India to 'buy and build' her way to exascale computing club

27th January 2014
India to 'buy and build' her way to exascale computing club

New Delhi, January 27 2014: The National Supercomputing Mission for India has set itself a short term, 3-year target, to set up three petaflop-scale facilities, networked into a grid. Twenty high end terra-scale facilities located in academic institutions, universities and research labs and 50 medium range terra-scale would also be created and networked.
The Mission's long term vision of making India a supercomputing power with exa-scale capability has been given a 7-year time frame and flows from a January 2012 decision to fund such an initiative with Rs 50 billion which today, is significantly shy of the  $ 1 billion it bought at the time, thanks to the falling value of the rupee.
More interestingly, the mission announced by Prime Minister Manmohan Singh two years ago, "to build national capacity and capability in supercomputing" with this kitty -- widely understood as a direction to build an indigenous exascale computer -- seems to have been subtly reworked by the Scientific Advisory Council to the Prime Minister (SAC to PM) into what it calls a 'buy and build' approach.
This is borne out by the minutes of a November 2013 meeting of the SAC which have recently been posted on its website. While former Director General of the Centre for Development of Advanced Computing (CDAC), Dr Vijay Bhatkar, who was invited by the SAC to present his roadmap to achieve exascale capability is known to be a strong proponent of India building its own supercomputer, the centre of gravity for the national supercomputing mission, appears to have shifted ever so subtly to Bangalore, particularly to the Supercomputer Education & Research Centre of the Indian Institute of Science whose mantra hitherto has been to buy rather than build the systems it needed.
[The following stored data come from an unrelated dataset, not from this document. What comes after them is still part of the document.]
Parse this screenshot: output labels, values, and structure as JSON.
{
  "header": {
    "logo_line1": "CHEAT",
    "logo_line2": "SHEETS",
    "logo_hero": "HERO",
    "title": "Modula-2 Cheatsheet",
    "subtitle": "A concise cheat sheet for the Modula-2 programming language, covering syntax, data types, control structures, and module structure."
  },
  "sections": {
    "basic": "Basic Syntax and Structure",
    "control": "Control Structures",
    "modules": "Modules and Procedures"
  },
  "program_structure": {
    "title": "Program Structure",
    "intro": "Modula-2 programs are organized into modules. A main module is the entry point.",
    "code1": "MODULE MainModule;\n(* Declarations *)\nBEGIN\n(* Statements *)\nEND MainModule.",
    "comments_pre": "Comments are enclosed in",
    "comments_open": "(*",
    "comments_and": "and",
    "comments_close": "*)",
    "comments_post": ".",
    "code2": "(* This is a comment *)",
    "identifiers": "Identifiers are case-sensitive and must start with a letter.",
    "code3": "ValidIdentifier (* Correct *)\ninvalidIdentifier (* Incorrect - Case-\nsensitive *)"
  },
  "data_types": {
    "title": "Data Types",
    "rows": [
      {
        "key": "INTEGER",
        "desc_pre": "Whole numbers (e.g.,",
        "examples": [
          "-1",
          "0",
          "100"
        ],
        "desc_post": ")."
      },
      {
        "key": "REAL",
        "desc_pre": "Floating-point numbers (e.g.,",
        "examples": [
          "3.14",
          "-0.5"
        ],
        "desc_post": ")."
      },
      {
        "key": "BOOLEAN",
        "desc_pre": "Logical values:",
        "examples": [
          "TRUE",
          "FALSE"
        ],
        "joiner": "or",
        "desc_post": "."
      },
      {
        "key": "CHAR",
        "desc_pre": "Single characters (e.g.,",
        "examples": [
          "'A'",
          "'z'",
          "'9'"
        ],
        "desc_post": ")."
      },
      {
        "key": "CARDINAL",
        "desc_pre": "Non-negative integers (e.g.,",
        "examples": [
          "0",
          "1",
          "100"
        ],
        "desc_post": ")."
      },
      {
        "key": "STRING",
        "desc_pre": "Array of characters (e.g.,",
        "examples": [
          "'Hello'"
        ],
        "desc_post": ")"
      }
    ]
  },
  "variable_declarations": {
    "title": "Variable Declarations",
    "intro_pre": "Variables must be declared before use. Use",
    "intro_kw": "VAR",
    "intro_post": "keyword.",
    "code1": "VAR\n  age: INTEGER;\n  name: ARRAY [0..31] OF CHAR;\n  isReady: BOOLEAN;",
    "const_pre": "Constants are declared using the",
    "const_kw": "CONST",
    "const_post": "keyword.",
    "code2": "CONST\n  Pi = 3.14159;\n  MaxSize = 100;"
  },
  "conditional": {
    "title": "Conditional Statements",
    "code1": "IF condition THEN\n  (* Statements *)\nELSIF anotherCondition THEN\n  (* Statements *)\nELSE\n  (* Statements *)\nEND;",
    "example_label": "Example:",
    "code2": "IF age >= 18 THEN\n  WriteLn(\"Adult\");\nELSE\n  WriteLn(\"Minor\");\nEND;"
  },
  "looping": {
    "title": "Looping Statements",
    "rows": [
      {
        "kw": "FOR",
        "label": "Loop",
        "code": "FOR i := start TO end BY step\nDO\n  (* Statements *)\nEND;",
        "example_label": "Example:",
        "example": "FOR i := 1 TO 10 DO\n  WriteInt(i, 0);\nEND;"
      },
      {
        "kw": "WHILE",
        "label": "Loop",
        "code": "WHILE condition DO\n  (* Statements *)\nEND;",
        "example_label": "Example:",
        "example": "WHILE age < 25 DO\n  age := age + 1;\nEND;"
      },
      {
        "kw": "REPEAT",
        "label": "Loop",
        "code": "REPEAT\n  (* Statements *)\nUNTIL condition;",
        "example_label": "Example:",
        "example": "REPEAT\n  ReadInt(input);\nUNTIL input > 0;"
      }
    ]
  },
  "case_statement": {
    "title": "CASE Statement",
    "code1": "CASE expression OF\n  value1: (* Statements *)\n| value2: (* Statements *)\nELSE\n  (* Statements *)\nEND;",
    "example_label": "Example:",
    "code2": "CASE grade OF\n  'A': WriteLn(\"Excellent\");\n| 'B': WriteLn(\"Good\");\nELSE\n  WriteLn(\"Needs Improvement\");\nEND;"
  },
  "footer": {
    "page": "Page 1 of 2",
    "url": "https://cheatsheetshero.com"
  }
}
As it stands, the CDAC's Param Yuva II is the fastest made-in-India computer  in the global Top 500 list of supercomputers clocking 520 tera flops which is just over half a peta flop. The other machine that is substantially made in India is the Eka at the Tata-funded Computational Research Laboratory in Pune ( 172 tera flops). All the other 10 India-based supercomputers in the last ( November 2013) Top 500 rankings including the fastest - a 790 tera flop IBM machine at the Institute of Tropical Meteorology, also in Pune -- are imported systems.

Last week the Advanced Numerical Research and Analysis Group (ANURAG) of the Defence Research and Development Organization, inaugurated the Dhruva-3 computer "a high-end facility very useful for the design of aircraft particularly Advanced Medium Combat Aircraft (AMCA) and other aircraft where we require analysis of aerodynamics at high speeds and under different conditions" according to DRDO head Avinash Chander. He added that it was "one of the fastest computing facilities in the country" but since ANURAG, characteristically did not say how fast, we have no way of knowing whether it is faster than Param Yuva II.

All this leaves the question still unanswered: in its quest to be an exascale supercomputing power by the end of this decade, is India going to design and develop her own supercomputer as her own experts have long urged -- or is she going to go on a shopping expedition, with something shy of a billion dollars jingling in her pocket?  Or will it be a canny combo of make+buy?
Tech note: An exaflop is 1000 petaflops. The world's fastest machine today the Tianhe-2, a supercomputer developed by China’s National University of Defense Technology which  clocks 33.86 peta flops. India's fastest indigenous computer, Param Yuva II  clocks half a peta flop.